As a site or app is served from an edge server near them, it’s going to be faster than if on a centralized server.
But the performance benefits don’t end there. As compute is performed on the edge, not by the user’s browser:
- The app is less resource-intensive on the end user’s machine, so less use of CPU and memory and less chance of browser hangs.
- Smaller payloads are sent to the end user, so less bandwidth is used.
- As functions are run in a controlled environment, there is consistent behavior of functions and APIs.
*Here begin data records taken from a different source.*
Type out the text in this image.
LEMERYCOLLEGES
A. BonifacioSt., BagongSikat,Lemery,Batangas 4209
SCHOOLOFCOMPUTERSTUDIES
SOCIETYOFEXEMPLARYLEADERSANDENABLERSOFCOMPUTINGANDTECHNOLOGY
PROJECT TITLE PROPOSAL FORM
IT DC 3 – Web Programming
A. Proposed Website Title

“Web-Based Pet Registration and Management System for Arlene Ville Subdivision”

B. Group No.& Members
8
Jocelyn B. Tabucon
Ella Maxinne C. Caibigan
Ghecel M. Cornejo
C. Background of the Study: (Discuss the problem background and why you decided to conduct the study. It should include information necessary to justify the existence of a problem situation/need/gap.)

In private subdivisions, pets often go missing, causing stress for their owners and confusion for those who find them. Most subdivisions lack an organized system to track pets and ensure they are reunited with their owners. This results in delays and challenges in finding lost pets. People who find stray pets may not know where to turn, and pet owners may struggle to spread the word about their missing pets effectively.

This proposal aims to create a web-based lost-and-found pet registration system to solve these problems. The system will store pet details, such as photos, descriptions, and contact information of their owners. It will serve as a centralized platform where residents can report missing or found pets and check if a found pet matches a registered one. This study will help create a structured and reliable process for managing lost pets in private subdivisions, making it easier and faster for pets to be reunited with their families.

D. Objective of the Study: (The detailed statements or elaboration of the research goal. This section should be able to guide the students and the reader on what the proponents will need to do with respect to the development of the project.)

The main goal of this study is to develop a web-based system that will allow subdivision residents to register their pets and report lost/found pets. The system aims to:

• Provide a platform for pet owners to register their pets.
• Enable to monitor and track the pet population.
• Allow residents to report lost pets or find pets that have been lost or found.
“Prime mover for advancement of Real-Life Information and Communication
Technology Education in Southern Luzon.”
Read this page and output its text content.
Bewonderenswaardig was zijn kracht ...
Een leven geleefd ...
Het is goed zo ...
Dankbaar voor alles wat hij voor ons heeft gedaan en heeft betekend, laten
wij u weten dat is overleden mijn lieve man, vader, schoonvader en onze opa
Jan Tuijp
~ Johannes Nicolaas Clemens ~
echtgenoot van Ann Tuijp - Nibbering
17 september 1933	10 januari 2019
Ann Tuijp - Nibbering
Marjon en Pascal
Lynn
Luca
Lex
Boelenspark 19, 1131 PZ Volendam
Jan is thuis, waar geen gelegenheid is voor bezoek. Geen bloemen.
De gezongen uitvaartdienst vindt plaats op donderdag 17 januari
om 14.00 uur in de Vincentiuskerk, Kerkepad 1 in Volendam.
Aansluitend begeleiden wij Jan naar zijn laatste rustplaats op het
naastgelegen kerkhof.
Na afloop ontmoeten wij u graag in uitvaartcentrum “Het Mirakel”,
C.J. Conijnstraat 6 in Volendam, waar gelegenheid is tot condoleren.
Moving computation from the client/device to the serverless edge also reduces potential vectors of attack on your app. In the words of Kitson Kelly, DX Engineering Lead at Deno, “that means you immediately decrease the amount of surface area that you expose to your end users.” He says (abbreviated for clarity):
Your device doesn’t have to make API calls to your backend services. I think all of us had to defend against that. But if you take the compute off the device and all you are sending is HTML and CSS, well, you’ve eliminated that problem. The only thing that gets off your network is the stuff you want to render to the customer.
In addition, DDoS attacks are more difficult. Any attacker isn’t taking down one server, they need to take down dozens, hundereds, maybe thousands across the globe. Even if they succeed in taking 10 servers offline, there might still be 20 available servers that traffic can be rerouted to.
Better developer experience
Right now, writing code for the edge is trickier than it needs to be. For the most part, this is due to the hybrid nature of edge development. Most frameworks that implement it aren’t edge-first, so developers must pick and choose whether any given function or page is server-side rendered on the edge or rendered in the browser.
The edge is the next iteration of the internet. From the IBM 360/91 to Berners-Lee’s NeXT machine to Akamai’s CDNs to Amazon’s data farms to serverless to the edge. Each stage has built on the last, learning lessons and fixing mistakes. The edge is the next stage of making the web a faster, more secure place for users and developers.